[Spacewalk-list] Ongoing jabberd/osad issues.

Mon Aug 22 14:57:46 UTC 2016

Matt,

Thank you very much for this information.  There was a lot here to process, so I had to read it multiple time to make sure that I understood what you were doing.

One of the errors  that I saw in the osa-dispatcher log was an invalid password.  I ran the sql command as suggested and saw that there were in fact two entries for the rhn-dispatcher.  One from the original install a year ago, and then a second one with the FQDN.  I removed both entries, cleaned out the databases and restarted jabberd/osa-dispatcher.  I'll keep an eye on things for a while and see if this helps with my database issues.

Oh, almost forgot......I do not see an entry in /etc/rhn/rhn.conf for osa_dispatcher.debug.  I added it in and stop/started osa-dispatcher, but I did not see any additional logging.

Thanks

Daryl

________________________________
From: spacewalk-list-bounces at redhat.com <spacewalk-list-bounces at redhat.com> on behalf of Matt Moldvan <matt at moldvan.com>
Sent: Friday, August 19, 2016 9:57 AM
To: spacewalk-list at redhat.com
Subject: Re: [Spacewalk-list] Ongoing jabberd/osad issues.

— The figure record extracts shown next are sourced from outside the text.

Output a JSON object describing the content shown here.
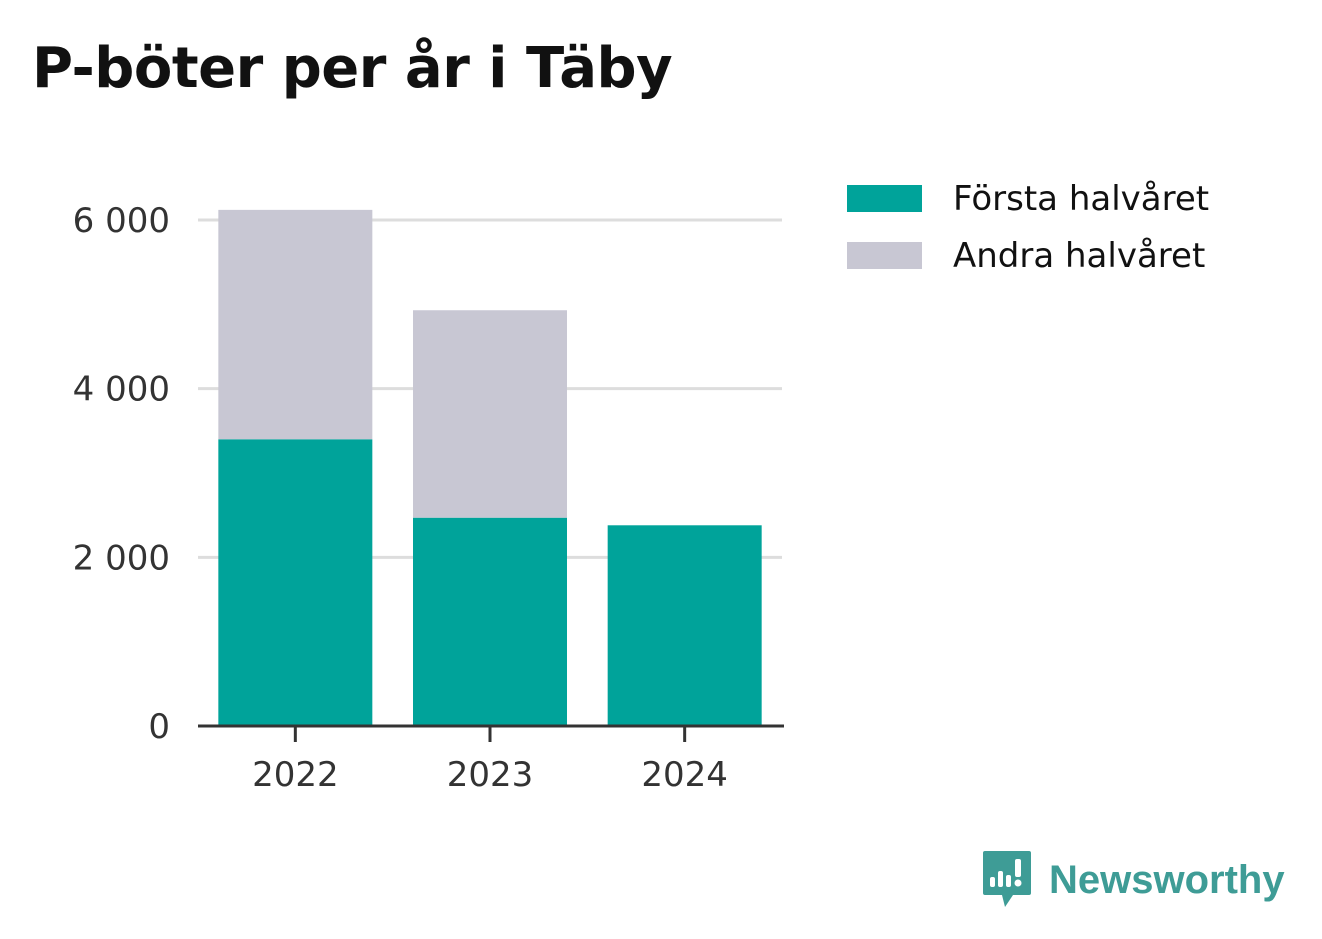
{
  "chart_data": {
    "type": "bar",
    "stacked": true,
    "title": "P-böter per år i Täby",
    "categories": [
      "2022",
      "2023",
      "2024"
    ],
    "series": [
      {
        "name": "Första halvåret",
        "color": "#00a39a",
        "values": [
          3400,
          2470,
          2380
        ]
      },
      {
        "name": "Andra halvåret",
        "color": "#c8c7d3",
        "values": [
          2720,
          2460,
          0
        ]
      }
    ],
    "yticks": [
      0,
      2000,
      4000,
      6000
    ],
    "ytick_labels": [
      "0",
      "2 000",
      "4 000",
      "6 000"
    ],
    "ylim": [
      0,
      6000
    ],
    "xlabel": "",
    "ylabel": "",
    "grid": true,
    "legend_position": "top-right"
  },
  "brand": {
    "name": "Newsworthy",
    "icon": "newsworthy-logo-icon",
    "color": "#3e9c96"
  },
  "colors": {
    "grid": "#dddddd",
    "axis": "#333333",
    "tick_text": "#333333"
  }
}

To answer your question about how you can tell if clients are registering (to OSA dispatcher, not jabber), set osa_dispatcher.debug = 4 (goes up to 9 but that is -too much- info in my experience) in /etc/rhn/rhn.conf and restart osa-dispatcher.  This will tell you if systems are subscribing to the dispatcher's presence and are ready to receive actions.

2016/07/28 08:16:28 -05:00 3187 0.0.0.0<http://0.0.0.0>: osad/jabber_lib._roster_callback('Updating the roster', <iq to='rhn-dispatcher-sat at somefqdn/superclient' type='set' id='d0i9bb6qg2mxcvod2204d697ar81obq2b9cmljd1'><query xmlns = 'jabber:iq:roster' ><item jid='osad-5987ca54b5 at somefqdn' subscription='both' /></query></iq>)
2016/07/28 08:16:28 -05:00 3187 0.0.0.0<http://0.0.0.0>: osad/jabber_lib._presence_callback('rhn-dispatcher-sat at somefqdn/superclient', osad-5987ca54b5 at somefqdn, u'subscribed')

For jabber connections, check /var/log/messages for jabberd entries via syslog.  I had to change rsyslog settings to see all of them, as there were so many coming in when I'd restart the jabber services that rsyslog would start to rate-limit them.

Also, osad should -not- be installed on the masters, it conflicts with the OSA dispatcher packages...

If you have to do it manually, do this.

In the Spacewalk back end database (execute "sudo spacewalk-sql -i" or as root), run select * from rhnpushdispatcher to see what OSA dispatcher thinks the password is.  Stop jabberd, delete the entries in that table, delete the Berkley DB files, then start jabberd and osa-dispatcher.  I have more about the issue below, but it's a very long and boring story.

--- long story

This is a long story... excuse the rant but it's caused me a lot of late nights over the course of implementation.  This is a sort of catharsis to be able to send.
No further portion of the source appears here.